Blogger to file breach of rights case over memorial

Blogger to file breach of rights case over memorial

The government tried to remove the protest it was so offended by for 17 times

Activist and blogger Manuel Delia will this week file a constitutional case against the government over what he says is a breach of his fundamental right to free ex­pression, after the memorial to Daphne Caruana Galizia at the Great Siege monument in Valletta was dismantled 17 times.

“Activists like me did not start the memorial,” Mr Delia told The Sunday Times of Malta. “Nor did we guard it or make it our own.”

The exception was last week when activists had con­firmation that the people removing the protest site were government employees acting on instructions from their political masters, he said. “We wanted to make sure it stayed in place for our vigil last Sunday.”

Mr Delia said the government tried, for 17 times, to get away with removing the protest it was so offended by, without admitting it was doing so itself.

“They hid their actions by acting in the dead of night. Last week, out of hubris, they made the mistake of having the protest wiped out in broad daylight. A journalist happened to be passing by and when he challenged the workers there, they told him they were acting on the Justice Ministry’s instruction. That’s after one of them assaulted him,” he said.

Read: Caruana Galizia activists incensed as Great Siege monument is blocked for 'restoration'

Mr Delia said this was confirmed to him and to the police by the director of Public Cleansing whom he is suing this week, along with Justice Minister Owen Bonnici, blamed by the director for giving the order to wipe out the protest.

Two weeks ago, scaffolding and hoarding were erected around the Great Siege monument. Dr Bonnici said in a Facebook post that the lower part of the historic monument would be undergoing restoration.

“Last week I filed a request to the court for an injunction to stop the government from crushing our protest before my claim that our Constitution protects our right to protest is properly heard,” Mr Delia said.

Another fundamental right the government has dispensed with: the right to a fair hearing

“The court ordered the government to reply, but instead of replying the government ignored the court, ignored us and went ahead and crushed the protest again.

“That’s another fundamental right the government has dispensed with: the simple right to a fair hearing, allowing me to make a case against it in open court. Instead they acted to make the court completely irrelevant.”

As the court cannot stop the government from doing something it has already done, Mr Delia said, he will be replacing his injunction request with a constitutional claim of breach of human rights.

“Frankly it does not matter if you agree with our protest or not.

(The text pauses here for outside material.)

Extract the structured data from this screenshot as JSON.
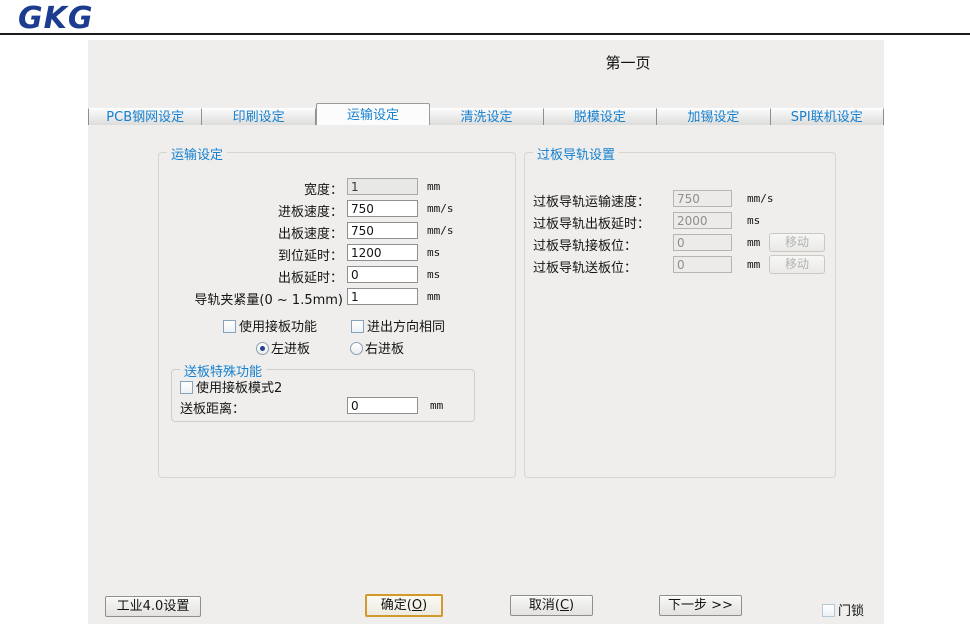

One day you may have something to protest about: something concerning your property or your job or your business. And I mention those because some people think activism is done by other people who do not have jobs or businesses or property to worry about.

“If today we allow the government to use pretexts such as ‘protection of a memorial from appropriation’, ‘health and safety’, ‘hygiene’ and all the other rubbish Owen Bonnici came up with to camouflage pure and unbridled suppression of protest, it will happen to you next,” he said.

Lawyers Jason Azzopardi, Karol Aquilina, Eve Borg Costanzi, Paul Borg Olivier and Therese Comodini Cachia are representing Mr Delia in this case.